Find a general solution to the equation $$y'-x^2y+y^2=2x$$
I managed to guess a solution $y=x^2$ $$(x^2)'-x^2\cdot x^2+(x^2)^2=2x-x^4+x^4=2x$$ To get the general solution I tried plugging $y=z(x)+x^2$ into the equation, which gives $$z'+x^2z+z^2=0$$ The equation is not exact $$dz+(x^2z+z^2)dx=0$$ and I failed in the search for an integrating factor. Moreover, the solution in Wolfram is not so welcoming. Maybe there is some implicit solution...
On
Making the variable change
$$ y = \frac{z'}{z} $$
we get at
$$ \frac{z''-x \left(x z'+2 z\right)}{z} = 0 $$
or
$$ z''-x \left(x z'+2 z\right) = 0 $$
which is linear
On
After $\frac{dz}{dx}+z^2+x^2z=0$, it's in the form $\frac{dy}{dx}+P(x)y=Q(x)y^n$, which you solve with: $$(1-n)y^{-n}\frac{dy}{dx}+(1-n)P(x)y^{1-n}=Q(x)(1-n)$$ With a new $P(x)$ and $Q(x)$ which are the old ones multiplied by $(1-n)$, and $u=y^{1-n}$, the equation simplifies to $$\frac{du}{dx}+P(x)u=Q(x)$$, which is the Bernoulli Equation.
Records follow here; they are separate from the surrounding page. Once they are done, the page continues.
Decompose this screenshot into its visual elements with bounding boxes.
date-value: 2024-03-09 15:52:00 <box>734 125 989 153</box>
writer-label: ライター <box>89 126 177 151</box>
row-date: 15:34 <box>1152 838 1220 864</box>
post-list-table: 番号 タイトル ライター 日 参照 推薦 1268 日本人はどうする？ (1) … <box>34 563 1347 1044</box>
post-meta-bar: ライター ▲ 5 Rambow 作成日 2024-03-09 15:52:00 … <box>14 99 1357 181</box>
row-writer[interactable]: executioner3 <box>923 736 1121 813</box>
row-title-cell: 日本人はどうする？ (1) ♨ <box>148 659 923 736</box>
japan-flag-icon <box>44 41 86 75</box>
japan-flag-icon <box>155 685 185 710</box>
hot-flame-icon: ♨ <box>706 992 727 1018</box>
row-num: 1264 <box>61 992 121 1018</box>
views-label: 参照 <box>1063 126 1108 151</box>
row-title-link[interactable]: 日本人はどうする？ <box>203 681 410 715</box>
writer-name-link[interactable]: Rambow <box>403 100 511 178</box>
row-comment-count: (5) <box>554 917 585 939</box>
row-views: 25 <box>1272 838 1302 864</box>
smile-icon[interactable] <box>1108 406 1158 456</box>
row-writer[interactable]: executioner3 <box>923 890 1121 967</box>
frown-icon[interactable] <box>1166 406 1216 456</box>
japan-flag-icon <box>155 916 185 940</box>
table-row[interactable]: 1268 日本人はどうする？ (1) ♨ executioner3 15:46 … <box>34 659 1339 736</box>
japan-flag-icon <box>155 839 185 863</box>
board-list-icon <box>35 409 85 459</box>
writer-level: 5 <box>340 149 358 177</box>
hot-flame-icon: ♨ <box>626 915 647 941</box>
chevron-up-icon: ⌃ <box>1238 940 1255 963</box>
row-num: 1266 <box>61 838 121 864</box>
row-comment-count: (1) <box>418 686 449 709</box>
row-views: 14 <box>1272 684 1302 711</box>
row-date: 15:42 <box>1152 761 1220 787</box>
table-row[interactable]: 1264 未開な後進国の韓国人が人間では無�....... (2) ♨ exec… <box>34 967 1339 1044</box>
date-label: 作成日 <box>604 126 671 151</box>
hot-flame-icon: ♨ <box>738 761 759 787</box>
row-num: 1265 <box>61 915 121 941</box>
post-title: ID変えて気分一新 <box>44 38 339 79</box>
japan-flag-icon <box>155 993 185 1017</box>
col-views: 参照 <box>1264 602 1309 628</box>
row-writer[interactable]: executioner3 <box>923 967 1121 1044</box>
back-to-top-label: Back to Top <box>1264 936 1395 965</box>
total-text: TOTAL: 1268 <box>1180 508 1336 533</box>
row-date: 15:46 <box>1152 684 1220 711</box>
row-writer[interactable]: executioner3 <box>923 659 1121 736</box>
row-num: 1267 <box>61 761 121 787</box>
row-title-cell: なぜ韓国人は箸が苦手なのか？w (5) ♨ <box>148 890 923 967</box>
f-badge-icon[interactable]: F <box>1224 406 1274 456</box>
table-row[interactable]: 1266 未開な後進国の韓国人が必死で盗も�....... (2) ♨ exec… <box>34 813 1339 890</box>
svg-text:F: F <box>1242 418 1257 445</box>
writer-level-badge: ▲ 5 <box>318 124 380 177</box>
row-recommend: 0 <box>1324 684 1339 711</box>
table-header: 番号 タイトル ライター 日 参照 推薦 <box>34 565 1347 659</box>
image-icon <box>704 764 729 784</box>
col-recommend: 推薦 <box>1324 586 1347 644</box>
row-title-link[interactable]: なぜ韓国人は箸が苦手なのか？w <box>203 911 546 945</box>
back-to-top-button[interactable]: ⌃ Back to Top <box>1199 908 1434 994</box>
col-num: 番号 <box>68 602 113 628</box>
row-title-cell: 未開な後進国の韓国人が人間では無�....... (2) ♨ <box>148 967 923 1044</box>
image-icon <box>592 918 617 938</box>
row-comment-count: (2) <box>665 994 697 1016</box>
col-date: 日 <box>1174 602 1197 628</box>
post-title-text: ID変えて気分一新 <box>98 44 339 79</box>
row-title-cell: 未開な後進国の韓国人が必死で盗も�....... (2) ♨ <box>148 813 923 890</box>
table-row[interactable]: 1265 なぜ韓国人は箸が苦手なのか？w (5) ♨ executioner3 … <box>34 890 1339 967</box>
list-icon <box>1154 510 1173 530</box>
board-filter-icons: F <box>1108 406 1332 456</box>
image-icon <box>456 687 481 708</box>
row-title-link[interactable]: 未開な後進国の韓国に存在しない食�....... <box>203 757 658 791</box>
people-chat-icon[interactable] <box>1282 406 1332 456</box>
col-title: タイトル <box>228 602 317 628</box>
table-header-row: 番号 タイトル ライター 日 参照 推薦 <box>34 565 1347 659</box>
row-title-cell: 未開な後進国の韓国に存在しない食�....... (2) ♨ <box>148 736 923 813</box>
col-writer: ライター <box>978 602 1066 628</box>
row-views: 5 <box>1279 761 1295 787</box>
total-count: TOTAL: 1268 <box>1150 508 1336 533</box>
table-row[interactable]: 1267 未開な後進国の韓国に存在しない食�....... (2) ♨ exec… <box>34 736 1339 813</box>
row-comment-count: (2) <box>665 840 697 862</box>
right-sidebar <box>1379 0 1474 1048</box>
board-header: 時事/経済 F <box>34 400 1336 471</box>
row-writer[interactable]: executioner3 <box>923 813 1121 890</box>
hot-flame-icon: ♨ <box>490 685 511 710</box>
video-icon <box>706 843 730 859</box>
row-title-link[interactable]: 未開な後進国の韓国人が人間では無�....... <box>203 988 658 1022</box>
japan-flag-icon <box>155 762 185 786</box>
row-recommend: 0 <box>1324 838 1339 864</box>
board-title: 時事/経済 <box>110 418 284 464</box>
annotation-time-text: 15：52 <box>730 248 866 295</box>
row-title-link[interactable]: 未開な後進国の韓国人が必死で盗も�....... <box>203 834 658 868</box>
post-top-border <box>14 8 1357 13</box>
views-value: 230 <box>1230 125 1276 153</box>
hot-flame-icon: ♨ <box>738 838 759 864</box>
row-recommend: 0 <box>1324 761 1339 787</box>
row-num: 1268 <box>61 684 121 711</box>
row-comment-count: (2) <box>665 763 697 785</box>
Its integrating factor is $e^{\int P(x)dx}$ where you don't need to worry about the constant of integration - it's essentially multiplying both sides of the equation by $e^C$. Using this, the equation reduces to: $$e^{\int P(x) dx}du+e^{\int P(x)dx}P(x)u dx =Q(x)e^{\int P(x) dx}dx$$ $$d(e^{\int P(x) dx}u) =Q(x)e^{\int P(x) dx}dx$$ $$e^{\int P(x) dx}u =\int Q(x)e^{\int P(x) dx}dx+C$$
Returning to your equation, $$-z^2\frac{dz}{dx}-x^2z^{-1}=1 $$ $$\frac{d(z^{-1})}{dx}-x^2z^{-1}=1 $$ $z^{-1}=u$, $P(x)=-x^2$, $Q(x)=1$ $$\left(e^{\int -x^2dx}\right)u=\int e^{\int -x^2dx} dx+C $$ $$\left(e^{\frac{-x^3}{3}}\right)u=\int e^{\frac{-x^3}{3}} dx+C $$ $$u=e^{\frac{x^3}{3}}\int e^{\frac{-x^3}{3}}dx + C e^{\frac{x^3}{3}}$$ $$z= \frac{1}{e^{\frac{x^3}{3}}\int e^{\frac{-x^3}{3}}dx + C e^{\frac{x^3}{3}}} $$ I dont' know if there is a way to solve this integral. You can check the validity of any solution to a simple differential equation on desmos: https://www.desmos.com/calculator/4tvfwgztet (It may take some time to load)
Source: Ordinary Differential Equations by Morris Tenenbaum and Henry Pollard, page 92
Set $z=\frac1u$ and you get the linear DE $$ -u'+x^2u+1=0. $$ The full, one-step parametrization is $y(x)=x^2+\frac1{u(x)}$, as is usual for Riccati-equations with one known solution.
As the integrating factor is $\exp(-\frac{x^3}3)$, the resulting solution will not be simpler than the one found via WA.